One of the biggest challenges facing us in modern surgery is how to take tomorrow’s surgeons from relative novices to the expert that you and I would wish to have repair a vital organ. There was a time not so long ago when young surgeons practised their embryonic skills on patients in the middle of the night – often with the help of an even less-experienced assistant. Now this is actually not as scary as it might sound as, in general, these young surgeons were a carefully selected group. They would have spent many hours assisting and carrying out parts of more complex procedures with their boss. They tended not only to be highly dextrous but also had a keen sense of their own limitations and when to call for help. I myself was one of these surgeons who developed their craft by hours of observation and then application often in the middle of the night.
But this mode of practice has for a variety of reason disappeared to a greater extent. The drive towards a service ‘delivered by the boss’ has meant that the opportunity for trainees has diminished significantly. It takes great fortitude, stamina and nerves of steel for a senior surgeon to repeatedly attend at whatever time of day or night and act as assistant to a training surgeon. A great part of the problem is that with such an onus of responsibility on the senior surgeon to ensure that everything runs perfectly and in a timely fashion, it is far easier just to get on and do the operation him or herself – and of course that is what we know the patient would want anyway. But what does this mean for tomorrow’s doctors? Will they be able to perform operations competently on their own with all this hand holding?
It doesn’t look likely that the status quo is going to change any time soon, especially considered the rise of litigation in the NHS. But fortunately, a solution may well be key-hole surgery and its reliance on optics which beam images of the operating site onto big screens in the operating room.
When we perform traditional open surgery, only one person in the OR sees the operation from the surgeon’s perspective – the surgeon himself. His trainee is at best in a reversed and compromised position and, at worst, unable to see at all. Even filming open operations for later teaching purposes is very challenging. However, when a keyhole operation is performed by a surgeon and beamed up onto a large TV monitor, not only the surgeon but also his trainee and every other person in the OR sees exactly what the surgeon sees. This not only makes learning by observation far more effective for the trainee but it also provides five or more pairs of eyes who can all potentially spot a problem in the operative field. When it comes to the senior surgeon supervising the trainee he can be far more in control of exactly what manoeuvres the trainee is making.
The MATTU was the UK’s first International Centre of Telemedicine based at Surrey University and the Royal Surrey County Hospital. It has been telementoring surgeons for many years. Its advanced ergonomic OR theatres allow key-hole specialist surgeons to coach people from as far afield as America, China and Africa in the latest techniques. Viewers can interact with the surgeons in real time. Cameras and microphones relay live broadcasts which are also recorded for future online viewing. Recent advances in robotics and imaging techniques mean that trainees can now watch detailed live keyhole surgery with 3D projection systems.
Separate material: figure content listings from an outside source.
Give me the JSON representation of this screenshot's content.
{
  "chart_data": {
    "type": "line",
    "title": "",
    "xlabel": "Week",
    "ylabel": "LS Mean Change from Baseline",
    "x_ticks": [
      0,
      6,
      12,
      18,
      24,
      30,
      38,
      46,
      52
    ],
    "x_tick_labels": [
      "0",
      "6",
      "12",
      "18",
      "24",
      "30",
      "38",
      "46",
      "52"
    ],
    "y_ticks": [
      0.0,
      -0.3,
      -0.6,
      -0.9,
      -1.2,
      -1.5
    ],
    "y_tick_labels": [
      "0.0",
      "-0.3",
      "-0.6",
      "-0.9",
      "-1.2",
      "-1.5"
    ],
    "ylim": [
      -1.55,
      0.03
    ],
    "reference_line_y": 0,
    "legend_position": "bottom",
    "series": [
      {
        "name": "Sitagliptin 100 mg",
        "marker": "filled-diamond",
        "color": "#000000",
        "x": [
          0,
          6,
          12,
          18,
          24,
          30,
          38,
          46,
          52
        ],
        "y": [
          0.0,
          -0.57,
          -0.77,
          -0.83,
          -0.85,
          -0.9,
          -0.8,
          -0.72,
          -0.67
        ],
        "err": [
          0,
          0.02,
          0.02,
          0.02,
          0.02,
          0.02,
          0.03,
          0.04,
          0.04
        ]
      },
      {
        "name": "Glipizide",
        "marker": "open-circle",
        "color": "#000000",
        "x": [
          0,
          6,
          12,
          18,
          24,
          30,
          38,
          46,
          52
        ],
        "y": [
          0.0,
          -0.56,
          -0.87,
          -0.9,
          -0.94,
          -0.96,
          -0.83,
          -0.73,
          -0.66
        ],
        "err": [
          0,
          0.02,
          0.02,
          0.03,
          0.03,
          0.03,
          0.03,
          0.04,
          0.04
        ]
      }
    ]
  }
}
This has added further enhancement to the sense of immersion in the operative field making it easier to grasp the essential steps of surgical procedures. The training facility has also established very realistic simulation systems using computer animation, cadaveric specimens and tissue models. This provides trainee surgeons with a completely safe environment in which to take their first steps in the learning of complex surgical skills, which they will then need to transfer into the OR for real-life surgical cases.
But, however intensive we make this training, at some point these surgeons are going to need to perform their first cases. Beyond that there will come a moment where they will need to learn to take full responsibility for all their actions in the OR. But with such a demand for consultant-delivered treatment and punitive actions in a variety of guises for poor performance, there is a real risk that we will prevent our trainees reaching the stage of independent practice while they are still in the relative safety of a training post. It is far better that they learn to operate and make decisions independently (and inevitably some mistakes) while they still have the opportunity to call upon a senior mentor who maybe close by but not immediately on hand. Far more terrifying is the prospect of a newly appointed senior surgeon who finds him or herself having to make their own decisions and take actions for the very first time when there is absolutely nobody to turn to.